Não, senhoras e senhores, não lhe faltou solidariedade. Sobrou-lhe! Eu, assim que vi a dificuldade da mulher em entrar na viagem, levantei-me para ajudá-la, porém contive-me porque outro passageiro se atirou na minha frente para ampará-la. No entanto, assim que ele segurou em seu braço, a passageira puxou-o bruscamente e disse, olhando para ele: “Deixa que eu sei me virar só”.

Espantei-me com autoconfiança da passageira, porque, se não fosse ele a vítima da irritação dela, seria eu ou qualquer outra pessoa que tivesse tentado ajudá-la. Além disso, por mais que o vigor de suas palavras dispensasse ajuda, seu corpo e idade apelavam por apoio.

Mas a reação da passageira não chamava atenção apenas pela hostilidade das palavras. O comportamento também não combinava com o buquê de rosas vermelhas naturais que carregava no braço esquerdo, lembrando moças com livros a caminho da escola.

Logo que a vi com as rosas, achei que estivesse voltando para casa (até porque já era quase meia-noite); que tivesse saído de uma festa familiar ou mesmo de um encontro romântico de terceira idade, afinal, ela estava produzida como se estivesse indo ou vindo de um baile, Porque  ela cobria o corpo com o brilho do cetim, do pescoço aos pés, sendo que a blusa era mais vistosa do que a calca branca, pois era estampada com flores vermelhas, combinando com a cor das rosas que carregava e com o tom do esmalte que lustrava suas longas unhas.

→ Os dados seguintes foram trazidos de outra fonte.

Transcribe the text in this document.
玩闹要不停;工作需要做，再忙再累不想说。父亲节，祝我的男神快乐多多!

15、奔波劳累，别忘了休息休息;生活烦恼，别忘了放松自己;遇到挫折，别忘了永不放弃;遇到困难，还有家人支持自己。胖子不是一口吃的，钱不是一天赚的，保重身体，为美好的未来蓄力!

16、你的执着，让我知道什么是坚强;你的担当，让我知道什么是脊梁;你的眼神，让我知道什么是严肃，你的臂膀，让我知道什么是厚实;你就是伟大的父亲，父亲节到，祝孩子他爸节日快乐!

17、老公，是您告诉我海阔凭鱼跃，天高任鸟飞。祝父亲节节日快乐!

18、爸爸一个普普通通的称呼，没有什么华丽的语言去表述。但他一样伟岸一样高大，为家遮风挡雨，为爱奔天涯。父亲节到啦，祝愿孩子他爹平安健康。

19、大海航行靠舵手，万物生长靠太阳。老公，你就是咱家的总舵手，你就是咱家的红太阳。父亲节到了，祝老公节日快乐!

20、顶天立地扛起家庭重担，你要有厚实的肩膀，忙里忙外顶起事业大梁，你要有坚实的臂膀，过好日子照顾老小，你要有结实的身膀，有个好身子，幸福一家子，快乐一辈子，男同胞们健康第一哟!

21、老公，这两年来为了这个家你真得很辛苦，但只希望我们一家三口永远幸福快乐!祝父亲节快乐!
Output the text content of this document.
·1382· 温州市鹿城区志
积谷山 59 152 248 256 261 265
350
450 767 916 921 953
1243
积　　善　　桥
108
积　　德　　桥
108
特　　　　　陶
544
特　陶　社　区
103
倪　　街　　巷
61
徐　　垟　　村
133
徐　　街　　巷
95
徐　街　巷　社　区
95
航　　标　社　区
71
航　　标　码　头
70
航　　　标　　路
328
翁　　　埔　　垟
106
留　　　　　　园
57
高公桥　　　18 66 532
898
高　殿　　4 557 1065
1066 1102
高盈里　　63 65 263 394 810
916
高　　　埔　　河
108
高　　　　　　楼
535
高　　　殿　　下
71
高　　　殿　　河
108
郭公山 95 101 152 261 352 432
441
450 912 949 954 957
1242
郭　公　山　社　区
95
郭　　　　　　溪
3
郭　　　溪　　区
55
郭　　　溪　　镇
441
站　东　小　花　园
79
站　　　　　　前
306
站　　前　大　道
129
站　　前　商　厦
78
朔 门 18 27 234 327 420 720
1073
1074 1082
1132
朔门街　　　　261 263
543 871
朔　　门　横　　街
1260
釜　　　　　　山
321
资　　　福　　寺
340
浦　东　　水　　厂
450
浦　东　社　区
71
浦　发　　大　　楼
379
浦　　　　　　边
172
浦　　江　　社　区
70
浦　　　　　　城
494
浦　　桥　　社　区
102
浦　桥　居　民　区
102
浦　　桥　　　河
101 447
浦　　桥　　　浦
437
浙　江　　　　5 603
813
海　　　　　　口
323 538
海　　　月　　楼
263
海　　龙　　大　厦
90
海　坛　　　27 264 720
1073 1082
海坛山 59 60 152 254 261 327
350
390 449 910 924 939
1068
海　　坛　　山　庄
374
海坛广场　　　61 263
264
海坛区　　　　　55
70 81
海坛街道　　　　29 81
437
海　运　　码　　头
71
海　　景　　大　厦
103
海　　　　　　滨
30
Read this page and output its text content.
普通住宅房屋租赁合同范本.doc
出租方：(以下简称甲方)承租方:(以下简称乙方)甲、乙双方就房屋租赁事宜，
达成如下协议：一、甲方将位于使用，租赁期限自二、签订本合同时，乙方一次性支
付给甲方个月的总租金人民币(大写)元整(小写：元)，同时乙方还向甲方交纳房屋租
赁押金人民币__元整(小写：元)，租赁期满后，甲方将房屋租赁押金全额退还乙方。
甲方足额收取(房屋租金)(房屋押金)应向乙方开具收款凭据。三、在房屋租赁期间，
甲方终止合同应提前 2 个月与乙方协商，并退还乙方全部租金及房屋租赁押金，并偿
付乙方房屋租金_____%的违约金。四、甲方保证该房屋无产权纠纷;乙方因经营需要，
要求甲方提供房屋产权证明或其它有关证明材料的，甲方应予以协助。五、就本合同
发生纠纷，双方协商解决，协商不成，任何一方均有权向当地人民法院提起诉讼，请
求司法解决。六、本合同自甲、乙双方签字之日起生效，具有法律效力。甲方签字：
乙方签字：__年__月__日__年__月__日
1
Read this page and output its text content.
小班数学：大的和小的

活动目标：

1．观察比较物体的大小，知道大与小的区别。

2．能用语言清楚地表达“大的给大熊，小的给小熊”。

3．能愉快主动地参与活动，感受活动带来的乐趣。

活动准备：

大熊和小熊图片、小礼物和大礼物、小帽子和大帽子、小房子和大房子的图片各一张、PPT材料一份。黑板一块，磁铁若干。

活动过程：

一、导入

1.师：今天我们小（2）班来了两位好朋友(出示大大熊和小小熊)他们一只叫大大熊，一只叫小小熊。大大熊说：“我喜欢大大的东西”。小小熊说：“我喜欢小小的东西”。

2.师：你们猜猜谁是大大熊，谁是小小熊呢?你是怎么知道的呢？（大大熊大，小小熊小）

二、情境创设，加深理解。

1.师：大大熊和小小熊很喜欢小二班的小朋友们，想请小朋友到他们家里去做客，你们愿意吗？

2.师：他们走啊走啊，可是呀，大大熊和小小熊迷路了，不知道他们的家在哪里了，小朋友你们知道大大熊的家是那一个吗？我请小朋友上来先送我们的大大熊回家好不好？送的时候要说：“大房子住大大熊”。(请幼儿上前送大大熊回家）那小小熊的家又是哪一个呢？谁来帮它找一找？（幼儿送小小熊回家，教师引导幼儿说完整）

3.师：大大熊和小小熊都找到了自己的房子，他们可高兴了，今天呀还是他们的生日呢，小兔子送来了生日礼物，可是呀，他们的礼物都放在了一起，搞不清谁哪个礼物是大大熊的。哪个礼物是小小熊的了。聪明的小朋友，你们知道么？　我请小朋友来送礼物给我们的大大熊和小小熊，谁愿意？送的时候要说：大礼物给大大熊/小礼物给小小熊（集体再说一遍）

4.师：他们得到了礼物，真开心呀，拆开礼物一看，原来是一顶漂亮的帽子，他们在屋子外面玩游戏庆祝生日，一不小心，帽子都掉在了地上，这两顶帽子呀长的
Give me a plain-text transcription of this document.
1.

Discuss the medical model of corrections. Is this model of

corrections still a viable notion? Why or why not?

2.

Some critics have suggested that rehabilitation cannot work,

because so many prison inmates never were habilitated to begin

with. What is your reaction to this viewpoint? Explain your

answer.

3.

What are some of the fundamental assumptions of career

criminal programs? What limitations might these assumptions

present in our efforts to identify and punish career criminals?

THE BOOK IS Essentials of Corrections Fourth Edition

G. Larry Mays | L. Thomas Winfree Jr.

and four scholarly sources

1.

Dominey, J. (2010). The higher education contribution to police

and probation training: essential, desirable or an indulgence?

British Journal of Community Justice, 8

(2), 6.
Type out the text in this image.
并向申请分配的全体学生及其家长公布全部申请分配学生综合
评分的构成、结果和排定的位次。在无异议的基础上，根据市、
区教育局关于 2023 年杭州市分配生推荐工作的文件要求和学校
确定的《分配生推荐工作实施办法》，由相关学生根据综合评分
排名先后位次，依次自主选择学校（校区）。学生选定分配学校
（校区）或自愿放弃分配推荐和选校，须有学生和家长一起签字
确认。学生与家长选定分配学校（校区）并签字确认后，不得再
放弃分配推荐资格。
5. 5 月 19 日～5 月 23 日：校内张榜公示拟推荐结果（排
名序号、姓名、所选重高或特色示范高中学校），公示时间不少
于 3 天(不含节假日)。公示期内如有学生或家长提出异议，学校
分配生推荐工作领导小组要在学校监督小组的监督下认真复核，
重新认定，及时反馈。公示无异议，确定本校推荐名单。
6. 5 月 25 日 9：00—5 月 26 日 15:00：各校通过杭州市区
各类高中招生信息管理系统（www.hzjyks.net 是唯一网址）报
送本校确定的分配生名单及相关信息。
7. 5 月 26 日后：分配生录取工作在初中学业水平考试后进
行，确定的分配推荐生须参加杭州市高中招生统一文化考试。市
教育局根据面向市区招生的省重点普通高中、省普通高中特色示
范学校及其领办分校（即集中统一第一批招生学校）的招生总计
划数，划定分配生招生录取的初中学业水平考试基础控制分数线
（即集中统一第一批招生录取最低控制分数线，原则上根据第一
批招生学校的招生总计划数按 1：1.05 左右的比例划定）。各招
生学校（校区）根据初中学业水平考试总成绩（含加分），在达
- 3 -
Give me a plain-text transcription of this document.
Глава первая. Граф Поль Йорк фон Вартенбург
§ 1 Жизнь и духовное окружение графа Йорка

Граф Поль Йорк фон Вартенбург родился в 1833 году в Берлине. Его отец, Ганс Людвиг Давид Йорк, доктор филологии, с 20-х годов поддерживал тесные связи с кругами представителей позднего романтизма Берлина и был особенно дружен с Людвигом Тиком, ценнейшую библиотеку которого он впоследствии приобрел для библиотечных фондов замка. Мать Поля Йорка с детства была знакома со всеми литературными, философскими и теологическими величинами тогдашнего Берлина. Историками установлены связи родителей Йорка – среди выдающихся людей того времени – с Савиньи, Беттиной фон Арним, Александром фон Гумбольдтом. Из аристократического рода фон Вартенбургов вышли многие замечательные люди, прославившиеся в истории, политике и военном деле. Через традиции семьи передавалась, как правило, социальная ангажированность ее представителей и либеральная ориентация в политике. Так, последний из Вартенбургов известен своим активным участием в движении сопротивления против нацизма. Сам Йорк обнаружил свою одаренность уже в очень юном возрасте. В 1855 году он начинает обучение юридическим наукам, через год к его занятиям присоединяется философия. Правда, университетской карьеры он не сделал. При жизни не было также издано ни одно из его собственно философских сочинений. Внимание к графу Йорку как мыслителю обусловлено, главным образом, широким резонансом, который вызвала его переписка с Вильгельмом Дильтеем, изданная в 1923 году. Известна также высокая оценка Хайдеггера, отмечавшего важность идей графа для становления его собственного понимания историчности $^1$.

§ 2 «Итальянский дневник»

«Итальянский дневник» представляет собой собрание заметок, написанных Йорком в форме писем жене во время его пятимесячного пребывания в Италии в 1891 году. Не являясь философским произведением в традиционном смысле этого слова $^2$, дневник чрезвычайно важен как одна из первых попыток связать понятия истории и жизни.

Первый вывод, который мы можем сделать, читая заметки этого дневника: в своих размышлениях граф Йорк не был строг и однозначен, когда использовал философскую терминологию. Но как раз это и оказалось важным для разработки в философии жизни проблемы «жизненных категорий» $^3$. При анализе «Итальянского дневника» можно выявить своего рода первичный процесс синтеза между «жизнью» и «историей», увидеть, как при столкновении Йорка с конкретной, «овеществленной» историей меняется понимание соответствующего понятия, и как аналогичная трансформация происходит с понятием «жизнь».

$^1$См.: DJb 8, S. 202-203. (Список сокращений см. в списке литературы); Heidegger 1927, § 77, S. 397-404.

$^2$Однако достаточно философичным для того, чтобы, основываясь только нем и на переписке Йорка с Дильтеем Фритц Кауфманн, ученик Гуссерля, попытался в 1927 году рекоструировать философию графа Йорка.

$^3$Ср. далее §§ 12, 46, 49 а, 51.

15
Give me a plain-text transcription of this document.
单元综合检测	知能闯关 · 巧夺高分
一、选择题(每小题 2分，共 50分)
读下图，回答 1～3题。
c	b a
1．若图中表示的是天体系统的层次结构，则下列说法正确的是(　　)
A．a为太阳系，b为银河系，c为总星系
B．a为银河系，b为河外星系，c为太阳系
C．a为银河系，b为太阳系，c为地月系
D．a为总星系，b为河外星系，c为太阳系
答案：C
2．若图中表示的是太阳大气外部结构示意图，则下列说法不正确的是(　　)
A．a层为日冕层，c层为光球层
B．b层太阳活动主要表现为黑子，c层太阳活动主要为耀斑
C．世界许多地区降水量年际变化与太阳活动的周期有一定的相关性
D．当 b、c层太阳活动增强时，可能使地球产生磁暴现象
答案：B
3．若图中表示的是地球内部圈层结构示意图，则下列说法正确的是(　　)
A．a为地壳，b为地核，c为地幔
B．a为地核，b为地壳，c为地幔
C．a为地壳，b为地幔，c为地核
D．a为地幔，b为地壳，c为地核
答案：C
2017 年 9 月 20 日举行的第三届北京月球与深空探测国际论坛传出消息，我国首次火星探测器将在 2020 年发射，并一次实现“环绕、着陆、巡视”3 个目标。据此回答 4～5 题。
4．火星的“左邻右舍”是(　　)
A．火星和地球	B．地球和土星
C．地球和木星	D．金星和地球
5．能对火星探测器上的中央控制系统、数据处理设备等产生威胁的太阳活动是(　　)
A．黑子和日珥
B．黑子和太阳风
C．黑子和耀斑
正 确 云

No entanto, amigos do busão, a distinta mulher, deslocando-se com dificuldade, começou a abordar outros passageiros. Dirigia-se somente aos assentos onde casais estavam sentados e a eles oferecia as lindas rosas.

Ao passar por mim, puxou um botão e perguntou se eu que queria dar de presente à minha esposa, mas, com reação pensada, respondi: “Melhor não, minha mulher pode achar que estou com peso na consciência”. Ela resmungou alguma coisa e foi ter com o Ferreira, meu amigo e parceiro de viagem que estava sentado à frente com a noiva. Na hora, vi a transformação da passageira marrenta em vendedora sedutora:

– Essa dama merece a beleza de uma rosa, o senhor não acha?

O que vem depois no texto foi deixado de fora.